Courtesy : Russell Mayall, Oxford University DEng student, with the monopile test equipment in the Fast Flow Facility at HR Wallingford
E.ON and HR Wallingford are jointly funding the research including the experiments at HR Wallingford’s physical laboratory test facilities as part of the research project: ‘Foundation Response to Scour Protection’.
All monopile founded wind turbine structures vibrate to some degree during operation, with the frequency of resonant vibration determined by the monopile, tower, nacelle and blade dimensions and interactions of the foundation with the soil. The design process addresses this system behaviour, and yields optimised installation depths for each monopile installation.

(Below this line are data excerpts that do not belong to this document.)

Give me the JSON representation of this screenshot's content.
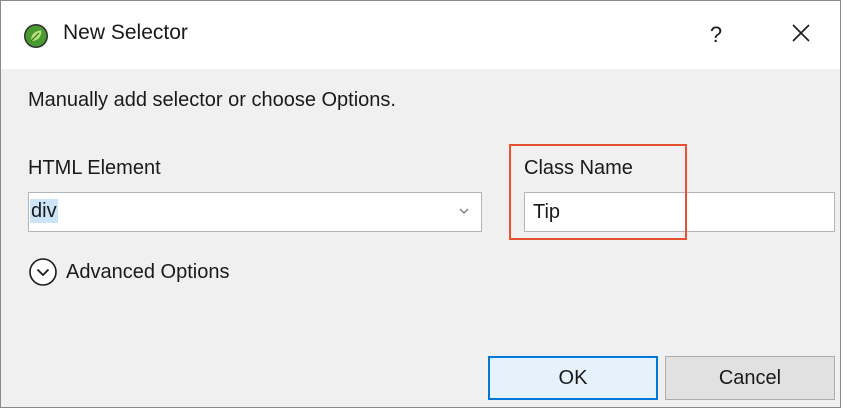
{
  "window": {
    "title": "New Selector",
    "help_label": "?"
  },
  "intro": {
    "text": "Manually add selector or choose Options."
  },
  "html_element": {
    "label": "HTML Element",
    "value": "div"
  },
  "class_name": {
    "label": "Class Name",
    "value": "Tip"
  },
  "advanced": {
    "label": "Advanced Options"
  },
  "buttons": {
    "ok_label": "OK",
    "cancel_label": "Cancel"
  },
  "colors": {
    "highlight_border": "#e8512f",
    "default_button_border": "#0078d7",
    "selection_background": "#cce4f7",
    "app_icon_green": "#3f8f2f"
  },
  "icons": {
    "app": "leaf-app-icon",
    "help": "question-mark",
    "close": "close-x",
    "dropdown": "chevron-down",
    "advanced": "circle-chevron-down"
  }
}
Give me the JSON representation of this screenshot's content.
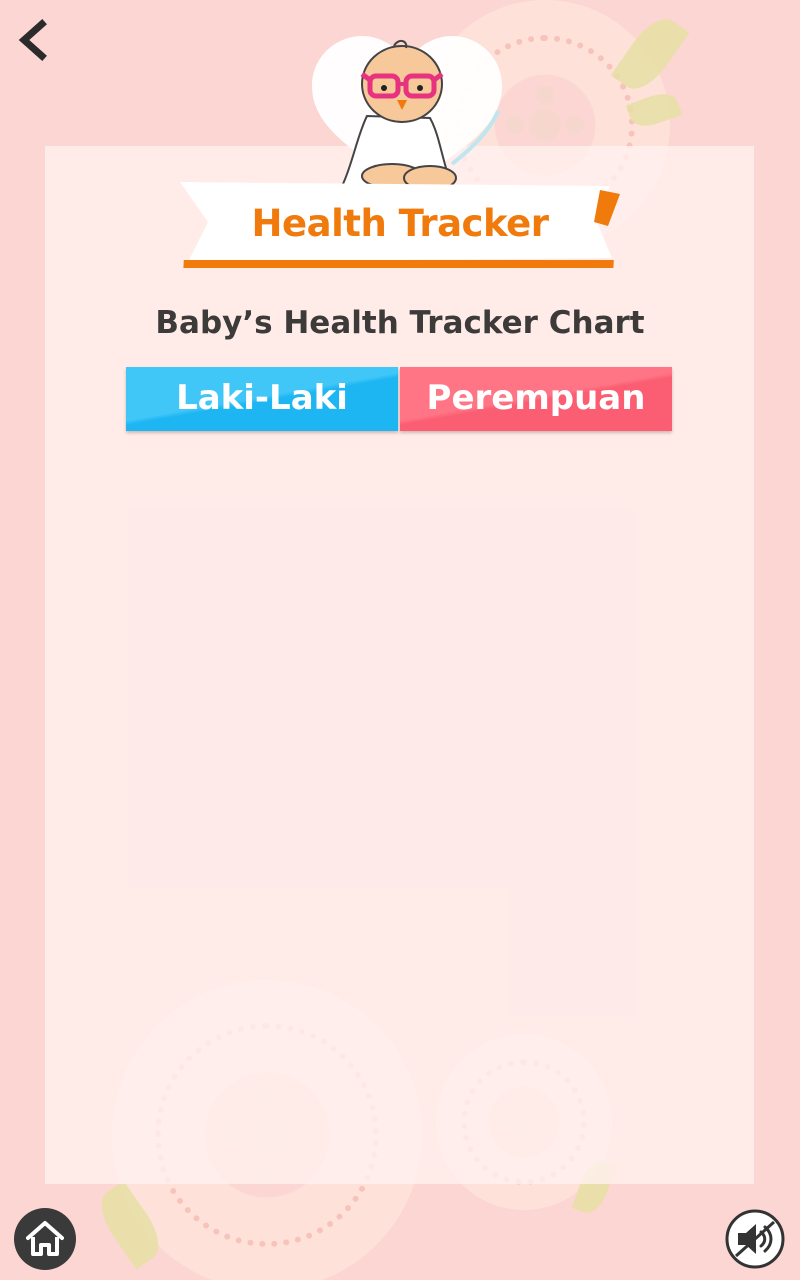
{
  "header": {
    "title": "Health Tracker",
    "subtitle": "Baby’s Health Tracker Chart"
  },
  "gender_options": {
    "boy_label": "Laki-Laki",
    "girl_label": "Perempuan"
  },
  "icons": {
    "back": "chevron-left-icon",
    "home": "home-icon",
    "sound": "sound-muted-icon",
    "mascot": "baby-doctor-mascot"
  },
  "colors": {
    "background": "#fcd6d2",
    "title_orange": "#f07a0c",
    "boy_blue": "#1db6f3",
    "girl_pink": "#fb5d72",
    "text_dark": "#3d3a3a"
  }
}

Erosion around the foundation due to the process of seabed scour causes the exposed length of the monopile at the seabed to change, and can alter the frequency at which the system resonates. If the turbine structure begins to vibrate excessively due to this behaviour, it will need to be shut down, leading to loss of revenue and potentially significant remediation costs.

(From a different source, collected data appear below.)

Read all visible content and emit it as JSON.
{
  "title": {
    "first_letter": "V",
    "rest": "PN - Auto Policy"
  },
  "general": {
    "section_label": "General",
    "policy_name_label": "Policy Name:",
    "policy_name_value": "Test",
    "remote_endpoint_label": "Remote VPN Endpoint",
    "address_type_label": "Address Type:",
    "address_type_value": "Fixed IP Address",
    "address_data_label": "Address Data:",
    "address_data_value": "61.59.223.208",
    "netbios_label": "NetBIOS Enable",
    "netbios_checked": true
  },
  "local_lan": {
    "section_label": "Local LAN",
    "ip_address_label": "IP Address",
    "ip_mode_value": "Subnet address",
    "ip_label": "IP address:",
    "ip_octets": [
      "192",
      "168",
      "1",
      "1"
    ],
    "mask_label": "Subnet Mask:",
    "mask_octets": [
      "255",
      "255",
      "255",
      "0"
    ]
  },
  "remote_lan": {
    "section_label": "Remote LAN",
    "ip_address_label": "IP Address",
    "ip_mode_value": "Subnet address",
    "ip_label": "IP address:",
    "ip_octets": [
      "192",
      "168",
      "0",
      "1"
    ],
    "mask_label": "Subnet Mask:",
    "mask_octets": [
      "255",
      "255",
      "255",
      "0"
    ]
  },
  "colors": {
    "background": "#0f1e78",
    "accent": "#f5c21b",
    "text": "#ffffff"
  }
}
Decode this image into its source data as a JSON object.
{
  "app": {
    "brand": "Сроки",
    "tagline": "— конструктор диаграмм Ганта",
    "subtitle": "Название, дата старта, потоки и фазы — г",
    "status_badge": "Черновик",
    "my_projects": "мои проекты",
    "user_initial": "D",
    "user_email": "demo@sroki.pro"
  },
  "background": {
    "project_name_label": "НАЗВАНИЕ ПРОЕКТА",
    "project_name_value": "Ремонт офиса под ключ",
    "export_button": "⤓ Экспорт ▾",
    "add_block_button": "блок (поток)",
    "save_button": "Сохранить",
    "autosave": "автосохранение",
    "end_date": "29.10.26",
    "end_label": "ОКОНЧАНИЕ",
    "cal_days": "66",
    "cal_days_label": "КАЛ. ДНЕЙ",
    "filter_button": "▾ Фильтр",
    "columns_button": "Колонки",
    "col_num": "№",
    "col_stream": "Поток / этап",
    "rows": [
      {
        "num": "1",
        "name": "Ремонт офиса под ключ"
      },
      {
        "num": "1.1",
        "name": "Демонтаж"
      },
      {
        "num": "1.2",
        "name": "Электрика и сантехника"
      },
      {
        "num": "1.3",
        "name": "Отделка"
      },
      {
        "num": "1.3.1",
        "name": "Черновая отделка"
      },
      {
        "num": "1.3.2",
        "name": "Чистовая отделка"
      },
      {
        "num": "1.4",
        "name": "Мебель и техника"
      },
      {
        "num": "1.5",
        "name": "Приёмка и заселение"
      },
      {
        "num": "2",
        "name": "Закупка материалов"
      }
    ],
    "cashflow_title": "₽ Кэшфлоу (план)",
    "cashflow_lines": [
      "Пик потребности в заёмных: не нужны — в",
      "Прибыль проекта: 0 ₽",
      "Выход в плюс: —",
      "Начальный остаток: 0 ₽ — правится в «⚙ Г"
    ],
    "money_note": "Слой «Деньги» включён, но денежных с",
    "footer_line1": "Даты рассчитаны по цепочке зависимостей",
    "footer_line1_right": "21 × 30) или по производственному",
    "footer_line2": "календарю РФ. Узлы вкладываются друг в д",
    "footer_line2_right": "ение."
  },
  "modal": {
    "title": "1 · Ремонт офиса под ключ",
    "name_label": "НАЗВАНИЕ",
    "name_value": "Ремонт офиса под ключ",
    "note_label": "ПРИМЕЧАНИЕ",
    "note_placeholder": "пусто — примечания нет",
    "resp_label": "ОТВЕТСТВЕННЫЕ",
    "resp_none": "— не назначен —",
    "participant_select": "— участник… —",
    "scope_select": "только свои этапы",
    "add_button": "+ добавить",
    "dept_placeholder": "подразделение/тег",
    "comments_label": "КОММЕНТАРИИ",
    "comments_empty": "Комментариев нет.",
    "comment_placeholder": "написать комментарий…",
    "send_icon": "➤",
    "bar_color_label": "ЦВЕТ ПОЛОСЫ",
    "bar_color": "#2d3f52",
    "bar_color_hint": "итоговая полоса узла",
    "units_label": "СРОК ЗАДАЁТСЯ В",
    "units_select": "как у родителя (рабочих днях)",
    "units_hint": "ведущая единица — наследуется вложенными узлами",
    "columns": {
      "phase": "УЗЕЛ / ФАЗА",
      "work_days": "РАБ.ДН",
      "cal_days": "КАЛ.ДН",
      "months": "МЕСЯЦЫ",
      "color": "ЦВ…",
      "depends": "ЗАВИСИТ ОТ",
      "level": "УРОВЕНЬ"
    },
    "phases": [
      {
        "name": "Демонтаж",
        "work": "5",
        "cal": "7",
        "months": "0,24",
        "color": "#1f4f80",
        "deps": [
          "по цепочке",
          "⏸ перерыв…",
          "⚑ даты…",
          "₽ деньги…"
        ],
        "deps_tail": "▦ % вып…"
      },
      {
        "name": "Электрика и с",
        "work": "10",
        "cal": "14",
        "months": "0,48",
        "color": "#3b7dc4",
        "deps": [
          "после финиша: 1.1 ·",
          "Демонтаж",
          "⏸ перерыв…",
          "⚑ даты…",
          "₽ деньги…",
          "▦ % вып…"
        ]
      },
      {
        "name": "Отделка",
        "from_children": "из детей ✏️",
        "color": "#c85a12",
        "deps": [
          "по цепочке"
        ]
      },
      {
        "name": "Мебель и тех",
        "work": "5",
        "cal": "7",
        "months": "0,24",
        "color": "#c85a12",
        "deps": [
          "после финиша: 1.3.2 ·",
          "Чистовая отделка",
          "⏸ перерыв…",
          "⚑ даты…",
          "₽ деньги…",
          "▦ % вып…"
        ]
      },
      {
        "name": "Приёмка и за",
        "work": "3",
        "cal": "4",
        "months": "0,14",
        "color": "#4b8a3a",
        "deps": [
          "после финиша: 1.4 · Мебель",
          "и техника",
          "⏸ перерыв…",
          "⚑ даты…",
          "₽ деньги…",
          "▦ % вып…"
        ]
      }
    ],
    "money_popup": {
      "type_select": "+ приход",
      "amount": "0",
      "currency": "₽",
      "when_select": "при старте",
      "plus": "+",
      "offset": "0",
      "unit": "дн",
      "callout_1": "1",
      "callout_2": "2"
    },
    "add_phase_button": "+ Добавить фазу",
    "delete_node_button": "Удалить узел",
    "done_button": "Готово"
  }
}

Prof Byron Byrne from the Department of Engineering Science at the University of Oxford, said: “Oxford University is applying its expertise in geotechnical engineering and structural analysis to this research for which we have appropriately scaled the monopile and turbine structure and exposed it to scour and erosion processes. In the experiments, we are measuring the structural dynamic responses, quantifying the amplification of the vibration as it changes with erosion at the base of the monopile, and for different scour protection systems.”

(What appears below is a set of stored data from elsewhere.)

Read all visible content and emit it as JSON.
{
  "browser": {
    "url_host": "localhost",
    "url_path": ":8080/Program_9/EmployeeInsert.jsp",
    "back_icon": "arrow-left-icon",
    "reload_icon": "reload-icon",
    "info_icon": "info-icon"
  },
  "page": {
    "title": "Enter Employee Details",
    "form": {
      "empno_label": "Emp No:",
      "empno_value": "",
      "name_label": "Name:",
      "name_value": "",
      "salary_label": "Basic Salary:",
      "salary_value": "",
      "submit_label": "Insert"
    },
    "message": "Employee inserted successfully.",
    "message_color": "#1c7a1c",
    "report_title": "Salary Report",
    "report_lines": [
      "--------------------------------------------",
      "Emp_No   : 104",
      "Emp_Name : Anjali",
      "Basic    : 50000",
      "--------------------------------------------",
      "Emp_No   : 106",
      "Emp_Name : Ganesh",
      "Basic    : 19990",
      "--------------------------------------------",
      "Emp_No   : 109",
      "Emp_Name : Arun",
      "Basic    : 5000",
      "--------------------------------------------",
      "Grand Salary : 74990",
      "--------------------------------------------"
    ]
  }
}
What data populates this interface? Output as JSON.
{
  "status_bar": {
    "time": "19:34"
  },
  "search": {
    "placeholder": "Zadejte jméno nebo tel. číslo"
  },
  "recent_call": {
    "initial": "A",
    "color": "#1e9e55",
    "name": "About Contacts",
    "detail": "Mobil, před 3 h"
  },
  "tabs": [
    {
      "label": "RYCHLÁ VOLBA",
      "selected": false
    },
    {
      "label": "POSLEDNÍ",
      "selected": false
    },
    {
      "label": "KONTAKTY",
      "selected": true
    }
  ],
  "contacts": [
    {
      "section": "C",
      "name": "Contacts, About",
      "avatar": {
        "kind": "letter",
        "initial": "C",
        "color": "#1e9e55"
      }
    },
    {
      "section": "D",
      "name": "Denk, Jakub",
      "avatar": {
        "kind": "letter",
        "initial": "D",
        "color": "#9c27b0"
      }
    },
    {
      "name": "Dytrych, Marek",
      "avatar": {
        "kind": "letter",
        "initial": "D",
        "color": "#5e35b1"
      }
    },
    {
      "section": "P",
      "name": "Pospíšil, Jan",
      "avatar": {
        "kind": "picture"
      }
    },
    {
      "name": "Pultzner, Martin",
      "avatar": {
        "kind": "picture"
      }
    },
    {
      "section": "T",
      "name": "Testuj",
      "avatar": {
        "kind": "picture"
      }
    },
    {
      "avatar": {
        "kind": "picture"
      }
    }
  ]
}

The physical modelling tests, at a scale of 1:20, are being carried out in HR Wallingford’s Fast Flow Facility (1), which at 75 m long and 8 m wide, can hold a million litres of water, and can generate waves up to 1 m high and flows of over 2 m/second. (Photo - Project Team Fast Flow Facility)
Prof Richard Whitehouse, Chief Technical Director, Sediment Dynamics, at HR Wallingford, said: “We are using our Fast Flow Facility to test the response of a monopile foundation employing different scour protection measures including rock protection and tyre filled nets. We have designed the local and global scour scenarios for the project with a fully mobile sediment bed model and worked closely with Oxford University to deliver world class experiments on the interaction between scour and structural response.”
Philippa Cassie, Offshore Foundations Engineer at E.ON Climate and Renewables, said: “E.ON has invested more than €10 billion in renewable energy since 2007 and is responsible for about 5.3 GW of renewable generation capacity in Europe and North America. Our portfolio includes one of the world’s largest onshore wind parks in Roscoe, Texas, and with partners DONG Energy and Masdar we operate London Array off the coast of Kent, one of the world’s largest offshore wind parks. By conducting this research, we are aiming to quantify the contribution of scour and scour protection measures in structural terms to inform proactive management of the operational fleet and designs on future projects.”
For this project, Oxford University’s DEng student Russell Mayall is being co-supervised by the University, E.ON and HR Wallingford as part of the UK Engineering and Physical Sciences Research Council’s Centre for Doctoral Training in Renewable Energy Marine Structures, a collaboration between Oxford University and Cranfield University.
Source : HR Wallingford
Points de repère
(1) La Fast Flow Facility est l'une des plus grandes installations d'essais maritimes au monde. Ce canal à deux canaux, est une installation de modélisation à grande échelle notamment pour étudier les courants de marée rapides et les capacités de sédiments.